SECTION 11. Section 27-7-40(a)(iv) of the 1976 Code, as added by Act 398 of 2000, is amended to read:

'(iv) If all the joint tenants who own real estate held in joint tenancy join in an encumbrance or deed of conveyance, the interest in the real estate shall be is effectively encumbered or conveyed to a third party or parties."

SECTION 12. If any section, subsection, paragraph, subparagraph, sentence, clause, phrase, or word of this act is for any reason held to be unconstitutional or invalid, such holding shall not affect the constitutionality or validity of the remaining portions of this act, the General Assembly hereby declaring that it would have passed this act, and each and every section, subsection, paragraph, subparagraph, sentence, clause, phrase, and word thereof, irrespective of the fact that any one or more other sections, subsections, paragraphs, subparagraphs, sentences, clauses, phrases, or words hereof may be declared to be unconstitutional, invalid, or otherwise ineffective.
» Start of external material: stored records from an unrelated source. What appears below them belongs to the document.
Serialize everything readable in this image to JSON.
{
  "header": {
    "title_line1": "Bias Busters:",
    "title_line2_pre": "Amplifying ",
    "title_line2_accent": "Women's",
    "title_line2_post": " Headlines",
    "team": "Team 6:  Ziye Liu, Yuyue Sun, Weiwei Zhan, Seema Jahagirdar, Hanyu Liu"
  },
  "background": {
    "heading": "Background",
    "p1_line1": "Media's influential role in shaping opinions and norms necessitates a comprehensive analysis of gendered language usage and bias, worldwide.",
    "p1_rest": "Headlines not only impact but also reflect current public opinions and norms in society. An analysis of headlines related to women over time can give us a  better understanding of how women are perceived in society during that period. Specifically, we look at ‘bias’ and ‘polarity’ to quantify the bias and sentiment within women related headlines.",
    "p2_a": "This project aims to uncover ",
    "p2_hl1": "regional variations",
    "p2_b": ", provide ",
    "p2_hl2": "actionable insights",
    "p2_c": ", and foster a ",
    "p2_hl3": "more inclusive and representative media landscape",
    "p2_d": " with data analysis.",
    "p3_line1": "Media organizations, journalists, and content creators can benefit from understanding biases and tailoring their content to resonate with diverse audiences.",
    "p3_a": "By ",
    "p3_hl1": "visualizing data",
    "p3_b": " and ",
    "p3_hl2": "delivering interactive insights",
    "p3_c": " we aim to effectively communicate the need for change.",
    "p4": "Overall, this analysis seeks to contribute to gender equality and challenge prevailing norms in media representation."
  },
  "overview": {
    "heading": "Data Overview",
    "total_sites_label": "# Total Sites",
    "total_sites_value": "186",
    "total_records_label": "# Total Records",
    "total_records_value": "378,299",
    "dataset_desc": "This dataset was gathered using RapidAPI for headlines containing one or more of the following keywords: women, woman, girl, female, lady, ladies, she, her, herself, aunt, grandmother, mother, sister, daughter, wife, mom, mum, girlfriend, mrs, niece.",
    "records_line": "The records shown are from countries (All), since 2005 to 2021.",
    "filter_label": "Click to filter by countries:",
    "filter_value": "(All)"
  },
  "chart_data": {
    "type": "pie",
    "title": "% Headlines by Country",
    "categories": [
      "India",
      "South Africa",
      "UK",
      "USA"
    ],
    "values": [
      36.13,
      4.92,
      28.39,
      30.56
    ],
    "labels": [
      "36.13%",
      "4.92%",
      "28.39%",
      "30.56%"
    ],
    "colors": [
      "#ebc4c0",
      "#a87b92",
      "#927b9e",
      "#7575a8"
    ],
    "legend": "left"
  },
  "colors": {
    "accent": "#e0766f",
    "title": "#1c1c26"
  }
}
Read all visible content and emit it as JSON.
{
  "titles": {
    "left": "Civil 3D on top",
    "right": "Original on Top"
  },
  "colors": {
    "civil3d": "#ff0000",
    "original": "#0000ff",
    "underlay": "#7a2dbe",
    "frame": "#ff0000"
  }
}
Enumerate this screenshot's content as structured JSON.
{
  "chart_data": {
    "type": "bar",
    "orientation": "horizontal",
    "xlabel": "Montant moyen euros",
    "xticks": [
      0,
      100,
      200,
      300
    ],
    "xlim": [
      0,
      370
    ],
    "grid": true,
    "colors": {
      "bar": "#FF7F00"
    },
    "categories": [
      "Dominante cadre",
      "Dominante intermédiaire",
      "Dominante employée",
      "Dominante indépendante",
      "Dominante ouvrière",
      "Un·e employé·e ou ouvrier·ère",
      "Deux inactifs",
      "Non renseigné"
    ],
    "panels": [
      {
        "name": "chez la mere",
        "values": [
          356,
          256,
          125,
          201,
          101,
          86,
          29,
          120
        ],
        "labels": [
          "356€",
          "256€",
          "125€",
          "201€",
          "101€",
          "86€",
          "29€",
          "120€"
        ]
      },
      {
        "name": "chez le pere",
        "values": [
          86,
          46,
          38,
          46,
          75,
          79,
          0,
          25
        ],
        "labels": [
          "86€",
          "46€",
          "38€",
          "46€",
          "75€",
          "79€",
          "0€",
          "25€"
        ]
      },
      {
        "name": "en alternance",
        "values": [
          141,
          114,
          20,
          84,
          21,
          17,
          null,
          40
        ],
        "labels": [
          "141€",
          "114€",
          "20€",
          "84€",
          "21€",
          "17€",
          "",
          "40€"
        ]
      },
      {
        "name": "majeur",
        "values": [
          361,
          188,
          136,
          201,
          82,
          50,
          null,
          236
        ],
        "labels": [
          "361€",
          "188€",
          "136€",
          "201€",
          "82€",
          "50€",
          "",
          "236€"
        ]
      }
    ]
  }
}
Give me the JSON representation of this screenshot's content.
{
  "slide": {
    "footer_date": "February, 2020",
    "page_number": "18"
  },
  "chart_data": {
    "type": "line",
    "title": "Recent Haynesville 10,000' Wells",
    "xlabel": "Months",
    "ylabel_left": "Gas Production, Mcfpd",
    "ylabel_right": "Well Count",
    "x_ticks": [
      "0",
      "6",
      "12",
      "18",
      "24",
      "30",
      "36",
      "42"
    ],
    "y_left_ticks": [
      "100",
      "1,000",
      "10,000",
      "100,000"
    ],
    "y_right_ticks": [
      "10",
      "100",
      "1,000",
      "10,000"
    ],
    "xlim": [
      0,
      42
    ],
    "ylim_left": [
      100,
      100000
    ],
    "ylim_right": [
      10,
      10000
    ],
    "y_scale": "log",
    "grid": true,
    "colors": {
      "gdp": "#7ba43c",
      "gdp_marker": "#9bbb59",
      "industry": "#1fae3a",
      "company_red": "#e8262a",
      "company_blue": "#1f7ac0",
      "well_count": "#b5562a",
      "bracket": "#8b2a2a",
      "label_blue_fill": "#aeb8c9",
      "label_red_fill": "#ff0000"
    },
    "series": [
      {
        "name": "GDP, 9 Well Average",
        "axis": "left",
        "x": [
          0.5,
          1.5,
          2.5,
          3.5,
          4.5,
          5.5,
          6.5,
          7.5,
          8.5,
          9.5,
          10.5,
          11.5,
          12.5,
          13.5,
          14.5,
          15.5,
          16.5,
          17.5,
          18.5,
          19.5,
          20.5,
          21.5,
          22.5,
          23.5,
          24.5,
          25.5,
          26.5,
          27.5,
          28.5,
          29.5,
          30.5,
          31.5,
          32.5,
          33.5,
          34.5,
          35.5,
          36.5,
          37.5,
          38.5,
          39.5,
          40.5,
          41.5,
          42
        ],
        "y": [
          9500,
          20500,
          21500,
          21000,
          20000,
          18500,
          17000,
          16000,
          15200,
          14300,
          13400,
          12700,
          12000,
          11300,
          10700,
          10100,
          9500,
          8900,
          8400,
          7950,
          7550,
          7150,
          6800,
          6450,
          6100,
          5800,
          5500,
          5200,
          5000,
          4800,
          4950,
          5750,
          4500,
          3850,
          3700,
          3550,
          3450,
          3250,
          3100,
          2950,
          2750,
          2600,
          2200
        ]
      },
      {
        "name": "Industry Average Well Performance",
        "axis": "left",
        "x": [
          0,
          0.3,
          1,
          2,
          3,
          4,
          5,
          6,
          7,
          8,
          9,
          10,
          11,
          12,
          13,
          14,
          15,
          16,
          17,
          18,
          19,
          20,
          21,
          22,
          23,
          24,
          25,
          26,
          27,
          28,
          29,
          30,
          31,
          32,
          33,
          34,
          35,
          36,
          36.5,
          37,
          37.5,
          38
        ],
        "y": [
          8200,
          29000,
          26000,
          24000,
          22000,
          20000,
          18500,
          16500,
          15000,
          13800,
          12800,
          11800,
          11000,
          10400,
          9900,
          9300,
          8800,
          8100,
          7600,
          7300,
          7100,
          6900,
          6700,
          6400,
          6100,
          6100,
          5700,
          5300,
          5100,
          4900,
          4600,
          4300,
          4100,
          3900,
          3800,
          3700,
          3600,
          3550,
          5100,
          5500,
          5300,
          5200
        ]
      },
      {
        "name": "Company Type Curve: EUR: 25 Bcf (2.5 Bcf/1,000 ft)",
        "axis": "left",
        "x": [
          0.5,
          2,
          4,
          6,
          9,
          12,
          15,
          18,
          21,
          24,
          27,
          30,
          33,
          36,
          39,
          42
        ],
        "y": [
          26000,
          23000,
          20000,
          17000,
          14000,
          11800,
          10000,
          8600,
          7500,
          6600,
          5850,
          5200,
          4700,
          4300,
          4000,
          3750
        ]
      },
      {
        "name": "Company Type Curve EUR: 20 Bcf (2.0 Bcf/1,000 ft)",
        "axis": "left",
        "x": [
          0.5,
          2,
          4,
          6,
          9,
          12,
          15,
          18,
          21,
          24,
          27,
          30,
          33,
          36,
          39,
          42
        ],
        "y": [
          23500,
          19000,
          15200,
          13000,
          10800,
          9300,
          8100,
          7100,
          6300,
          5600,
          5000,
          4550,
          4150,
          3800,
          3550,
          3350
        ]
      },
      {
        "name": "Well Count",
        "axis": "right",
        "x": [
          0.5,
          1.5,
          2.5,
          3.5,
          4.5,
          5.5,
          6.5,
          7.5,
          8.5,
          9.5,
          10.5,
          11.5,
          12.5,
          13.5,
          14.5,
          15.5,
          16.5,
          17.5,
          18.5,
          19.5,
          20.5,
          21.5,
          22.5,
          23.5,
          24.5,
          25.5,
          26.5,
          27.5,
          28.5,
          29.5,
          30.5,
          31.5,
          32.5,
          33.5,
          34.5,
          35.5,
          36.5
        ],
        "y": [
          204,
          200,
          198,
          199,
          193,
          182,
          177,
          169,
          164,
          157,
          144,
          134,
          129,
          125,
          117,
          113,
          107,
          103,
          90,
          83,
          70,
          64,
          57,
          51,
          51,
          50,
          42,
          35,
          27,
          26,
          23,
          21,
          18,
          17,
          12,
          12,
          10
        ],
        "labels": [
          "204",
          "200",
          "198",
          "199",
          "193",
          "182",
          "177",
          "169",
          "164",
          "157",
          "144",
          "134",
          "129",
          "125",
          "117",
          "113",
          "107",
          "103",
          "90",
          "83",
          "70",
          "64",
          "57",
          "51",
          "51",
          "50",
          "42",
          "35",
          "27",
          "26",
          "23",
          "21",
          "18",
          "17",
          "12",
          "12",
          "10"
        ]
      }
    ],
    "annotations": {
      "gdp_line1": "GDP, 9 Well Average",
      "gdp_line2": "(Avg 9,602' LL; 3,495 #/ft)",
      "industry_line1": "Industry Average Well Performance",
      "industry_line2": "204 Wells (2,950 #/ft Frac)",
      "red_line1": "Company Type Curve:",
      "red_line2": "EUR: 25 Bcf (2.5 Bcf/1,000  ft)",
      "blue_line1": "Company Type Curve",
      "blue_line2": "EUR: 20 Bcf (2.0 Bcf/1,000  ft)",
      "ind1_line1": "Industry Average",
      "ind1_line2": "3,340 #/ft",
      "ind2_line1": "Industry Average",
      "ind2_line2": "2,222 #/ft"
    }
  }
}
SECTION 13. This act takes effect upon approval by the Governor. To the extent that SECTION 2 does not apply to transfers made in a manner prescribed in the Gifts to Minors Act of South Carolina or to the powers, duties, and immunities conferred by transfers in that manner upon custodians and persons dealing with custodians, this section does not affect those transfers or those powers, duties, and immunities, subject to Sections 20-7-215 and 20-7-220. SECTION 3 applies to trusts existing on and created after its effective date, except that as applied to trusts existing on its effective date, SECTION 3 governs only decisions or actions occurring after that date. SECTION 4 applies to every trust or decedent's estate existing on the effective date of this act, except as otherwise expressly provided in the will or terms of the trust or in this section.